La voiture électrique est aujourd’hui présentée comme l’avenir d’une mobilité plus soutenable. Qu’en pensez-vous ?

La mobilité électrique a des avantages très clairs sur les émissions de gaz à effet de serre, les émissions de polluants locaux et les nuisances sonores. C’est la raison pour laquelle on pousse pour leur utilisation chez les particuliers et dans les transports publics. Cependant, l’électrification ne résout pas tous les problèmes que pose la mobilité ! Congestion en centre-ville, occupation d’espaces par les infrastructures routières, augmentation des distances parcourues par personne, etc. : pour tous ces enjeux, opter pour un autre vecteur énergétique ne changera rien.

Vous dites que la mobilité électrique ne répond pas à tous les enjeux de soutenabilité auxquels nous faisons face. Génère-t-elle de nouveaux risques ?

Il n’y a pas encore trop de problèmes de réserves de matériaux - les gisements sont là - même s’il y a des risques d’instabilité de prix et de criticité pour certains matériaux

L’électrification de la mobilité pose certaines difficultés. Par exemple, lors des pics de trafic, en particulier lors des week-ends de juillet et août, notre réseau électrique et les infrastructures de recharge risquent d’être complètement surchargés. De plus, l’électrification est responsable d’un certain nombre de « transferts d’impacts ». Autrement dit, la mobilité électrique génère des impacts dans d’autres domaines ou de façon indirecte.

Un premier type d’impact concerne l’électricité que l’on injecte dans nos voitures. Si elle est issue des énergies fossiles, la mobilité est indirectement carbonée. Un deuxième type d’impact concerne les matériaux utilisés tant pour les véhicules électriques, et en particulier leurs batteries, que pour leurs infrastructures de recharge. Par exemple, les bornes de recharge ultra rapides (175 à 350 kW) utilisées pour les voitures individuelles représentent environ deux tonnes de matériaux – principalement du cuivre, de l’aluminium et de l’acier. C’est énorme ! Pour recharger un camion, les bornes de recharge nécessiteraient encore davantage de matériaux. Aujourd’hui, il n’y a pas encore trop de problèmes de réserves de matériaux - les gisements sont là - même s’il y a des risques d’instabilité de prix et de criticité pour certains matériaux. Mais à terme, si on utilise les véhicules électriques comme les véhicules thermiques, nous allons être confrontés à de gros problèmes d’approvisionnement de matériaux. Et donc, nos usages doivent évoluer en même temps que les technologies.

Aller vers une mobilité soutenable suppose donc de changer nos usages. Comment ?

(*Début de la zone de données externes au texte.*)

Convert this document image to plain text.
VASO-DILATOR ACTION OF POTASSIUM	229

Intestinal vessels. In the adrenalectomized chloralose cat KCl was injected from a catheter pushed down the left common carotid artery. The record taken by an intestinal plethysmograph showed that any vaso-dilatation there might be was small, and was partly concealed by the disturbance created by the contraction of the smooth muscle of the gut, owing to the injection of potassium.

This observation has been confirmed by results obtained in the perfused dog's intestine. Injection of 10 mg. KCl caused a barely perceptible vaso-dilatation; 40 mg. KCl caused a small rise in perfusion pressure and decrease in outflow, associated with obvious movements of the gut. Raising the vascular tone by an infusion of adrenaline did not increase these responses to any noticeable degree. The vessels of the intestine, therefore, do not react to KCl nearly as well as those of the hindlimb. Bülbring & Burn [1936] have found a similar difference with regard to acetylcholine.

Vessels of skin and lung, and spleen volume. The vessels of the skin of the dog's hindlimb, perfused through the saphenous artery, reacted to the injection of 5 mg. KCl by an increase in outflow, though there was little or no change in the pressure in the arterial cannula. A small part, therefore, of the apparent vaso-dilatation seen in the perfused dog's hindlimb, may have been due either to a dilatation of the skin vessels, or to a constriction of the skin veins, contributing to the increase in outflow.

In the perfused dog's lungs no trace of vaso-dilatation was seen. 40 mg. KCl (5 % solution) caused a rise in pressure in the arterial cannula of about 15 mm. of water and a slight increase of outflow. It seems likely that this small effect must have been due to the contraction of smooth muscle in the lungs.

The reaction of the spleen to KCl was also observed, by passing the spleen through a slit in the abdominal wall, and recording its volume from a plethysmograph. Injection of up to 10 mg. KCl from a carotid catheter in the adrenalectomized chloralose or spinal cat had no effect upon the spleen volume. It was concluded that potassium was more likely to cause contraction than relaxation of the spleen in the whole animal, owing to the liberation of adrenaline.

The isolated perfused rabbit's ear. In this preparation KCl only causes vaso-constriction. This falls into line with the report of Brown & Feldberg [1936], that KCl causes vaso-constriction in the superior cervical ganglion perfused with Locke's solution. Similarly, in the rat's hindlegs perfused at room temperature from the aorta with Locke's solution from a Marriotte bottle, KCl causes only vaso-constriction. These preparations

L’électrification de la mobilité n’est soutenable que dans un monde où l’on se déplace moins et où l’on a moins recours à la voiture et à l’avion. Cependant, c’est l’inverse que l’on observe dans les pratiques. Les Français se déplacent de plus en plus, et de plus en plus loin. Ce constat est valable aussi bien pour les trajets de longue que de courte distance, qui s’allongent du fait de l’essor des voyages en avion pour motifs personnels, de l’étalement urbain et du télétravail, qui permet de vivre plus loin des centres urbains.

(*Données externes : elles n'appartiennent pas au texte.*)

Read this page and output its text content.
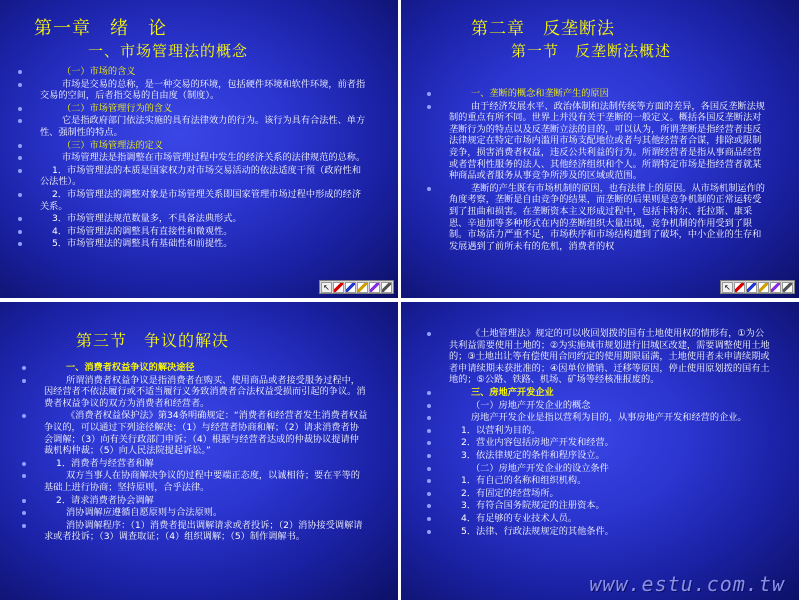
第一章　绪　论
一、市场管理法的概念
（一）市场的含义
市场是交易的总称，是一种交易的环境，包括硬件环境和软件环境，前者指交易的空间，后者指交易的自由度（制度）。
（二）市场管理行为的含义
它是指政府部门依法实施的具有法律效力的行为。该行为具有合法性、单方性、强制性的特点。
（三）市场管理法的定义
市场管理法是指调整在市场管理过程中发生的经济关系的法律规范的总称。
1．市场管理法的本质是国家权力对市场交易活动的依法适度干预（政府性和公法性）。
2．市场管理法的调整对象是市场管理关系即国家管理市场过程中形成的经济关系。
3．市场管理法规范数量多，不具备法典形式。
4．市场管理法的调整具有直接性和微观性。
5．市场管理法的调整具有基础性和前提性。
↖
第二章　反垄断法
第一节　反垄断法概述
一、垄断的概念和垄断产生的原因
由于经济发展水平、政治体制和法制传统等方面的差异，各国反垄断法规制的重点有所不同。世界上并没有关于垄断的一般定义。概括各国反垄断法对垄断行为的特点以及反垄断立法的目的，可以认为，所谓垄断是指经营者违反法律规定在特定市场内滥用市场支配地位或者与其他经营者合谋，排除或限制竞争，损害消费者权益，违反公共利益的行为。所谓经营者是指从事商品经营或者营利性服务的法人、其他经济组织和个人。所谓特定市场是指经营者就某种商品或者服务从事竞争所涉及的区域或范围。
垄断的产生既有市场机制的原因，也有法律上的原因。从市场机制运作的角度考察，垄断是自由竞争的结果，而垄断的后果则是竞争机制的正常运转受到了扭曲和损害。在垄断资本主义形成过程中，包括卡特尔、托拉斯、康采恩、辛迪加等多种形式在内的垄断组织大量出现，竞争机制的作用受到了限制。市场活力严重不足，市场秩序和市场结构遭到了破坏，中小企业的生存和发展遇到了前所未有的危机，消费者的权
↖
第三节　争议的解决
一、消费者权益争议的解决途径
所谓消费者权益争议是指消费者在购买、使用商品或者接受服务过程中，因经营者不依法履行或不适当履行义务致消费者合法权益受损而引起的争议。消费者权益争议的双方为消费者和经营者。
《消费者权益保护法》第34条明确规定：“消费者和经营者发生消费者权益争议的，可以通过下列途径解决：（1）与经营者协商和解；（2）请求消费者协会调解；（3）向有关行政部门申诉；（4）根据与经营者达成的仲裁协议提请仲裁机构仲裁；（5）向人民法院提起诉讼。”
1．消费者与经营者和解
双方当事人在协商解决争议的过程中要端正态度，以诚相待；要在平等的基础上进行协商；坚持原则，合乎法律。
2．请求消费者协会调解
消协调解应遵循自愿原则与合法原则。
消协调解程序：（1）消费者提出调解请求或者投诉；（2）消协接受调解请求或者投诉；（3）调查取证；（4）组织调解；（5）制作调解书。
《土地管理法》规定的可以收回划拨的国有土地使用权的情形有，①为公共利益需要使用土地的；②为实施城市规划进行旧城区改建，需要调整使用土地的；③土地出让等有偿使用合同约定的使用期限届满，土地使用者未申请续期或者申请续期未获批准的；④因单位撤销、迁移等原因，停止使用原划拨的国有土地的；⑤公路、铁路、机场、矿场等经核准报废的。
三、房地产开发企业
（一）房地产开发企业的概念
房地产开发企业是指以营利为目的，从事房地产开发和经营的企业。
1．以营利为目的。
2．营业内容包括房地产开发和经营。
3．依法律规定的条件和程序设立。
（二）房地产开发企业的设立条件
1．有自己的名称和组织机构。
2．有固定的经营场所。
3．有符合国务院规定的注册资本。
4．有足够的专业技术人员。
5．法律、行政法规规定的其他条件。
www.estu.com.tw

Outre la modération des usages et le report vers des modes sobres, l’électrification des véhicules constitue un levier d’action pertinent pour une mobilité plus soutenable, mais à certaines conditions. Notamment, il va falloir apprendre à se déplacer différemment, surtout pour les trajets longs de plus d’une ou deux heures. Par exemple, accepter de réduire sa vitesse de circulation (à 110 km/h au lieu de 130 km/h sur les autoroutes) et augmenter son temps de trajet pour compter les temps de recharge des batteries (d’environ 25 minutes toutes les heures contre seulement 5 minutes pour faire un plein d’essence). Des comportements d’usage sobres des véhicules électriques pourront nous permettre de modérer notre consommation d'électricité, mais aussi de ne pas sur-dimensionner les batteries des véhicules, et donc de ne pas trop augmenter notre demande en matériaux.

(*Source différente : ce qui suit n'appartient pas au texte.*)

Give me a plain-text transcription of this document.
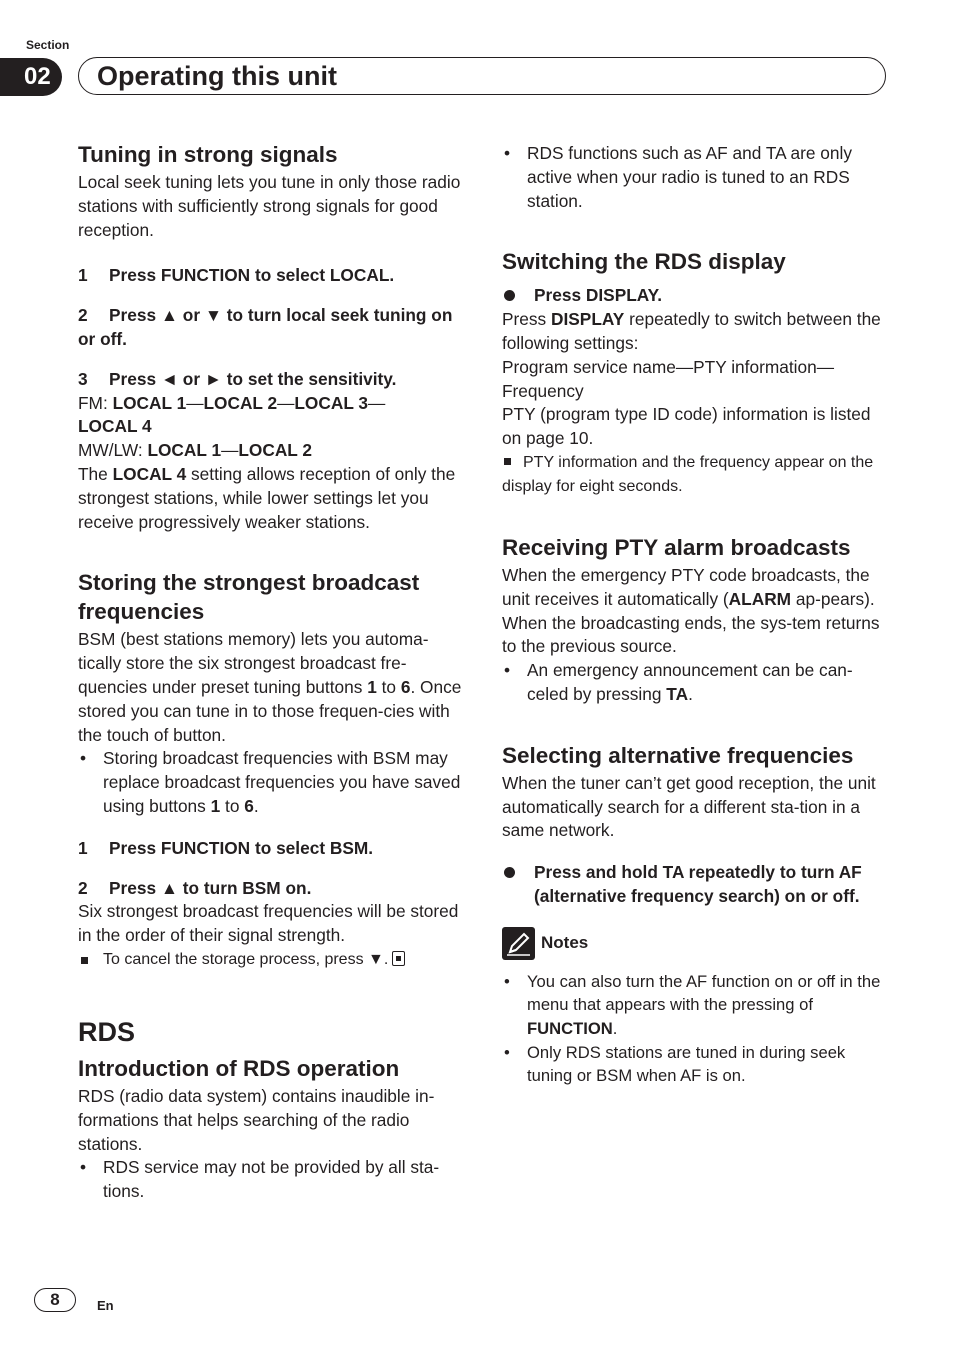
Section
02	Operating this unit
Tuning in strong signals

Local seek tuning lets you tune in only those radio stations with sufficiently strong signals for good reception.

1 Press FUNCTION to select LOCAL.

2 Press ▲ or ▼ to turn local seek tuning on or off.

3 Press ◄ or ► to set the sensitivity.

FM: LOCAL 1—LOCAL 2—LOCAL 3—
LOCAL 4

MW/LW: LOCAL 1—LOCAL 2

The LOCAL 4 setting allows reception of only the strongest stations, while lower settings let you receive progressively weaker stations.

Storing the strongest broadcast frequencies

BSM (best stations memory) lets you automa-tically store the six strongest broadcast fre-quencies under preset tuning buttons 1 to 6. Once stored you can tune in to those frequen-cies with the touch of button.

• Storing broadcast frequencies with BSM may replace broadcast frequencies you have saved using buttons 1 to 6.

1 Press FUNCTION to select BSM.

2 Press ▲ to turn BSM on.

Six strongest broadcast frequencies will be stored in the order of their signal strength.

To cancel the storage process, press ▼.

RDS
Introduction of RDS operation

RDS (radio data system) contains inaudible in-formations that helps searching of the radio stations.

• RDS service may not be provided by all sta-tions.

• RDS functions such as AF and TA are only active when your radio is tuned to an RDS station.

Switching the RDS display

Press DISPLAY.

Press DISPLAY repeatedly to switch between the following settings:

Program service name—PTY information—Frequency

PTY (program type ID code) information is listed on page 10.

PTY information and the frequency appear on the display for eight seconds.

Receiving PTY alarm broadcasts

When the emergency PTY code broadcasts, the unit receives it automatically (ALARM ap-pears). When the broadcasting ends, the sys-tem returns to the previous source.

• An emergency announcement can be can-celed by pressing TA.

Selecting alternative frequencies

When the tuner can’t get good reception, the unit automatically search for a different sta-tion in a same network.

Press and hold TA repeatedly to turn AF (alternative frequency search) on or off.

Notes

• You can also turn the AF function on or off in the menu that appears with the pressing of FUNCTION.

• Only RDS stations are tuned in during seek tuning or BSM when AF is on.

8	En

Ces constats sont également valables pour le transport de marchandises, qui va devoir évoluer à la baisse. Mais là encore, c’est l’inverse que l’on observe : les flux ne font qu’augmenter.

 

Photo d'un symbole signifiant la présence d'une place de parking équipée d'une recharge électrique pour voiture

Dans quelle mesure agir sur l’offre, c’est-à-dire sur les moyens de déplacement, permettra-t-il de faciliter la transition du secteur de la mobilité routière ?

Demain, il faudrait aller à l’inverse de cette tendance : construire des véhicules petits et légers, peu consommateurs d’électricité

Depuis l’essor de l’automobile, le poids des véhicules ne fait qu’augmenter. Ce mouvement s'est accéléré à partir des années 70-80 pour des raisons d’accidentologie. Afin d’améliorer la sécurité des passagers, on a modifié les véhicules et, in fine, on a augmenté leur masse. Aujourd’hui, cette tendance se poursuit sous l’effet du marketing et de la publicité. Le nombre de ventes de SUV augmente fortement alors que ce sont des véhicules plus gros, plus lourds et qui consomment plus de carburant. Leur prise au vent est considérable : ils sont très peu aérodynamiques. Demain, il faudrait aller à l’inverse de cette tendance : construire des véhicules petits et légers, peu consommateurs d’électricité.

Pour le transport de marchandises, des solutions technologiques « durables » existent pour la distribution sur les derniers kilomètres avec, par exemple, la cyclo-logistique avec les vélos cargos ou des véhicules utilitaires légers électriques ou roulant au gaz.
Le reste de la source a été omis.